Fika sendiri mendengar cerita Shania dengan seksama, setiap detail kata-kata yang Shania keluarkan ia cerna dengan baik. Ada rasa iba, sedih, dan penyesalan yang bertumpuk dalam hati Fika ketika ia tahu seberapa menderitanya sahabatnya itu selama ini. Fika sudah menjalin hubungan persahabatan dengan Shania sangat lama, dan selama itu tidak pernah sekalipun mereka berpisah seperti ini.
Awalnya Shania memang sempat menceritakan kepadanya tentang masalah perjodohan itu. Namun, tidak pernah sekalipun ia menduga kalau setelah menceritakan itu Shania akan memilih untuk minggat secara diam-diam dari rumahnya.
Memikirkan ini membuat Fika menjadi merasa bersalah, ia merasa gagal menjadi sahabat yang baik untuk Shania. Seharusnya ia bisa membantu sahabatnya itu dalam keadaan sesulit apapun, tidak peduli dengan adanya penolakan dari Shania sendiri.
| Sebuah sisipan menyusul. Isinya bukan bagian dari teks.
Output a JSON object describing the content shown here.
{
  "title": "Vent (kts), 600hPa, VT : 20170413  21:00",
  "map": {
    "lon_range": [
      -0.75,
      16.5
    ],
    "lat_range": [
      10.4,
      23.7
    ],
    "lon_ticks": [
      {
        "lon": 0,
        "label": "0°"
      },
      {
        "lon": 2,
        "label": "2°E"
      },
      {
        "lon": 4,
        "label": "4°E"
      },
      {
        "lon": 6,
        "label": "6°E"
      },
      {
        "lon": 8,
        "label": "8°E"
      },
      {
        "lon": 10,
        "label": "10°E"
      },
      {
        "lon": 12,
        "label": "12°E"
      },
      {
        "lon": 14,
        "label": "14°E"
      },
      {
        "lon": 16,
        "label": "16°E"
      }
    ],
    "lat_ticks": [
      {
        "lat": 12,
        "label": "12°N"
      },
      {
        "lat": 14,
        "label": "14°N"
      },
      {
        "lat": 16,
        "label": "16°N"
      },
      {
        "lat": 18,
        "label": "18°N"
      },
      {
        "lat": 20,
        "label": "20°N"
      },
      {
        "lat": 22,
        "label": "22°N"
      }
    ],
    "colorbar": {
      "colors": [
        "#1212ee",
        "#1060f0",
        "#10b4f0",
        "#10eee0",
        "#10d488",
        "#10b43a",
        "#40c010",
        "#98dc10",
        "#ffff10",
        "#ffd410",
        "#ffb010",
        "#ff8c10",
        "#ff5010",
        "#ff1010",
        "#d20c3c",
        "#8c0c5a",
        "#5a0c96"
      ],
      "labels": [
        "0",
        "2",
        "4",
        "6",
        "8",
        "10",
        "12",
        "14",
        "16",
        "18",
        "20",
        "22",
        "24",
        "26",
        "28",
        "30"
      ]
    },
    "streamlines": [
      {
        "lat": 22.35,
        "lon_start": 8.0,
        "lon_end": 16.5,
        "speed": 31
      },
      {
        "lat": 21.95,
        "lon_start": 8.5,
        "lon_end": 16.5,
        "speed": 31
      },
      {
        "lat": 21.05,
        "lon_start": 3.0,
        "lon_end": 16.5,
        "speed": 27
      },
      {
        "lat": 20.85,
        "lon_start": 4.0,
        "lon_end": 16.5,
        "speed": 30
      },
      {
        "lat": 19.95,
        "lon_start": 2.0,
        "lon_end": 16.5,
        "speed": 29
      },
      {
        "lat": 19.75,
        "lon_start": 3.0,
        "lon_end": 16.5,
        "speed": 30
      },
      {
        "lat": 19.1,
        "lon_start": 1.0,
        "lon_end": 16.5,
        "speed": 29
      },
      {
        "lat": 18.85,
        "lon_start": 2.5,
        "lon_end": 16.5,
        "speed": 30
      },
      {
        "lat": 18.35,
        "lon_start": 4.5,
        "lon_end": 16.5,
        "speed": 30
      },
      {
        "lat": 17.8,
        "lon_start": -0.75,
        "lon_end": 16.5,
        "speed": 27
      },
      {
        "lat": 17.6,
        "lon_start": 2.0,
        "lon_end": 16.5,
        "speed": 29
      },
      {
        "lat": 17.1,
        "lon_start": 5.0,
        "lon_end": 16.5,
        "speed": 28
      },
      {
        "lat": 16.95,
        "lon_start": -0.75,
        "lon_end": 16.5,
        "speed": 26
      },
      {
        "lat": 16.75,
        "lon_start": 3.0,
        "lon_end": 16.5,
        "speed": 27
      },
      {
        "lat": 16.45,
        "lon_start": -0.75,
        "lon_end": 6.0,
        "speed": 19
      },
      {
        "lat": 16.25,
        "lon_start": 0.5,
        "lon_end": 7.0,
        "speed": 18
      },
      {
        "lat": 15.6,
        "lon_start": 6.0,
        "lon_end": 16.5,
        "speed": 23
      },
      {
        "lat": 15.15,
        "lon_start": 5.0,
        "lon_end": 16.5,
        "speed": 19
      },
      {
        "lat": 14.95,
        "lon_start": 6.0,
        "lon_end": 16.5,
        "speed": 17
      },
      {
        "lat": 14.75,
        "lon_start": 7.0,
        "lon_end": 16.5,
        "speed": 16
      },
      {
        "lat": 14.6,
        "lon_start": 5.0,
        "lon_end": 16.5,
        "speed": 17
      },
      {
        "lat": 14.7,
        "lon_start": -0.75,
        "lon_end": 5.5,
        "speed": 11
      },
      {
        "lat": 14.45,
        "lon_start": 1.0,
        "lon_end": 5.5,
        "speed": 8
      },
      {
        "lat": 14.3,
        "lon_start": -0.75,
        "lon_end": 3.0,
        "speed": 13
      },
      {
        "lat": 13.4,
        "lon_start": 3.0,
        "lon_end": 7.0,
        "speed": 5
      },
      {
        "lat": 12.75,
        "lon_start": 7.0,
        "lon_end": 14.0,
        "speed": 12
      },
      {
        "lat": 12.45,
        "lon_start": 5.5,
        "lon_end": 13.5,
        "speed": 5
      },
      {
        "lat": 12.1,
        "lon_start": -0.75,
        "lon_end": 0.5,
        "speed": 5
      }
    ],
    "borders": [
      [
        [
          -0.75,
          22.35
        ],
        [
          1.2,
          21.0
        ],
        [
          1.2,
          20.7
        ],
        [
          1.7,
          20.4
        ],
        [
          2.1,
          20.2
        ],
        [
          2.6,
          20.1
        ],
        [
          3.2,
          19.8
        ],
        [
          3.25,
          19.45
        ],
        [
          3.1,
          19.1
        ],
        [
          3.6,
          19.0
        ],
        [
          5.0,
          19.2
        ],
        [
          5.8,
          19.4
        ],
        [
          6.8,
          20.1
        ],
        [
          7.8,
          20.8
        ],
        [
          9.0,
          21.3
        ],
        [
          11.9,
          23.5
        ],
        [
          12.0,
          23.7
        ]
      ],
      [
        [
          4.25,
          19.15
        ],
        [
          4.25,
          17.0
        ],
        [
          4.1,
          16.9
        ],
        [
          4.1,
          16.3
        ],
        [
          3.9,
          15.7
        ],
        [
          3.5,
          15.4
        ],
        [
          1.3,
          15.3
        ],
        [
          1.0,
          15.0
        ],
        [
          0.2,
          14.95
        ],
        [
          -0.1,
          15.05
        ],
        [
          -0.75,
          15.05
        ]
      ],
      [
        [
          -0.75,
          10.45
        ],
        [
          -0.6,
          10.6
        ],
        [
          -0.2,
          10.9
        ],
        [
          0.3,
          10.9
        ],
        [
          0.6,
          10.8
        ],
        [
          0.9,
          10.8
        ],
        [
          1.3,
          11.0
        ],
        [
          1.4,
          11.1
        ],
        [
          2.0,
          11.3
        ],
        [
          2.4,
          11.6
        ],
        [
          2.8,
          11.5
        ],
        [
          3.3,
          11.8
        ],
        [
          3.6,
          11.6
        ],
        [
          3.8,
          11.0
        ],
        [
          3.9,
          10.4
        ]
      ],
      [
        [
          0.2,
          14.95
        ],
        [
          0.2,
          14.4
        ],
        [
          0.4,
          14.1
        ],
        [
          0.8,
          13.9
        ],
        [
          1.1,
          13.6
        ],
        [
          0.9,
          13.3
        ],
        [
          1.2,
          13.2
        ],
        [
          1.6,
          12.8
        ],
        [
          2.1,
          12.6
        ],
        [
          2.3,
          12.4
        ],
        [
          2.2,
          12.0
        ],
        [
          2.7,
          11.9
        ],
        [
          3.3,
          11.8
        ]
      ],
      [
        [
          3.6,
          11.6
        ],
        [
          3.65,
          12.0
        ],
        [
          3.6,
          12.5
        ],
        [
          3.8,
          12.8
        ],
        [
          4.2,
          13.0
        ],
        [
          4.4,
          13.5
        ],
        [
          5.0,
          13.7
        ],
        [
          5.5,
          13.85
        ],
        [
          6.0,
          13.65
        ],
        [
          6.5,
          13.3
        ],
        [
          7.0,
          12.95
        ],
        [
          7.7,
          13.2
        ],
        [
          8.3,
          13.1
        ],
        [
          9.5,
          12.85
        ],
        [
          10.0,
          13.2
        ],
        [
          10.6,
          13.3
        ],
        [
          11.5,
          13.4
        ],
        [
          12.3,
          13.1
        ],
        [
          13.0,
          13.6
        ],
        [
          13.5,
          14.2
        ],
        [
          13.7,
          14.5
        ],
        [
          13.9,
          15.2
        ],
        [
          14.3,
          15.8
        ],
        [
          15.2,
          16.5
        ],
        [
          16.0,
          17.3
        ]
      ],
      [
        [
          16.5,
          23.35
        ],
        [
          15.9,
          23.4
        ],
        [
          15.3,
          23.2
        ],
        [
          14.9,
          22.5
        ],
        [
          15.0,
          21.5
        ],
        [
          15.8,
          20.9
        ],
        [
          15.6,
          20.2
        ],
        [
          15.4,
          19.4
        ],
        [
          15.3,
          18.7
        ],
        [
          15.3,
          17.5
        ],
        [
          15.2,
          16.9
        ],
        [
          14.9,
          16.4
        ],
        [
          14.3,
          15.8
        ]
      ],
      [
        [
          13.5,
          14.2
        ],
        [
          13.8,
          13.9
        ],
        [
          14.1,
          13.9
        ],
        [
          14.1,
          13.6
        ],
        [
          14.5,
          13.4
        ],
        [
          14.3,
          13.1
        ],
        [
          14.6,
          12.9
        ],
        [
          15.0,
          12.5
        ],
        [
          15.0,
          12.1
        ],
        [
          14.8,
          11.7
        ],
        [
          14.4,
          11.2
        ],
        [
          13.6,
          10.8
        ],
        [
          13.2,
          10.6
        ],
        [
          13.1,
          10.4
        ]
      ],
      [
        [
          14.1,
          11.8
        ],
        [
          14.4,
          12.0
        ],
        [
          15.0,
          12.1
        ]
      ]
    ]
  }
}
"Lo kenapa gak pergi ke tempat gua? kenapa Lo gak minta bantuan sama gua? kenapa Lo lebih milih orang yang sebenarnya asing bagi Lo dibanding sahabat Lo sendiri? Lo tahu, Lo udah buat gua berasa gagal jadi sahabat Lo. Apa sebenernya Lo gak pernah sekalipun nganggap gua itu sebagai sahabat Lo," ucap Fika dengan emosional. Ia sungguhan sedih atas semua yang dialami oleh Shania, tapi yang lebih menyedihkan lagi ia sama sekali tidak bisa berbuat apapun untuk sahabatnya itu.
Shania juga terlihat terbawa suasana, "Maafin gua. Gua bukannya gak mau minta tolong sama Lo, gua hanya takut Lo nantinya bakalan terseret ke dalam masalah gua juga. Gua bener-bener minta maaf, Fika. Gua mohon, Lo jangan berpikiran kalau gua gak pernah nganggep Lo sahabat gua. Lo itu lebih berharga dari sekedar sahabat," ujar gadis itu dengan menunduk dalam, yang artinya dirinya sangat bersalah.
Melihat Shania yang meminta maaf padanya membuat Fika menjadi berpikir, tidak seharusnya ia memarahi Shania terlepas dari apa yang sudah gadis itu alami selama ini. Dalam keadaan seperti ini, sebagai seorang sahabat seharusnya ia menemani, membantu, dan menguatkan Shania.
Tanpa mengungkapkan apa yang tengah ia pikirkan, Fika langsung saja menghamburkan pelukannya kepada Shania.
"Gak, Lo jangan minta maaf sama gua karena kata itu pantasnya gua yang ngucapin. Pokoknya gua minta maaf sama Lo, setelah ini gua janji akan terus bersama Lo dalam keadaan apapun. Tapi, Lo harus janji juga sama gua buat selalu terbuka dalam segala hal yang Lo alami. Kalau Lo gak ngomong apapun, gua gak akan tahu apa yang Lo rasain, karena gua itu bukan peramal yang bisa tahu tanpa perlu dikasih tahu," ucap Fika dengan hangatnya.
"Iya, gua janji."
Kesedihan mereka berdua langsung saja berubah jadi tangis bahagia. Baik Shania maupun Laras sama-sama bersyukur karena mereka berdua telah dipertemukan walaupun dalam kondisi yang sedikit ambigu seperti ini.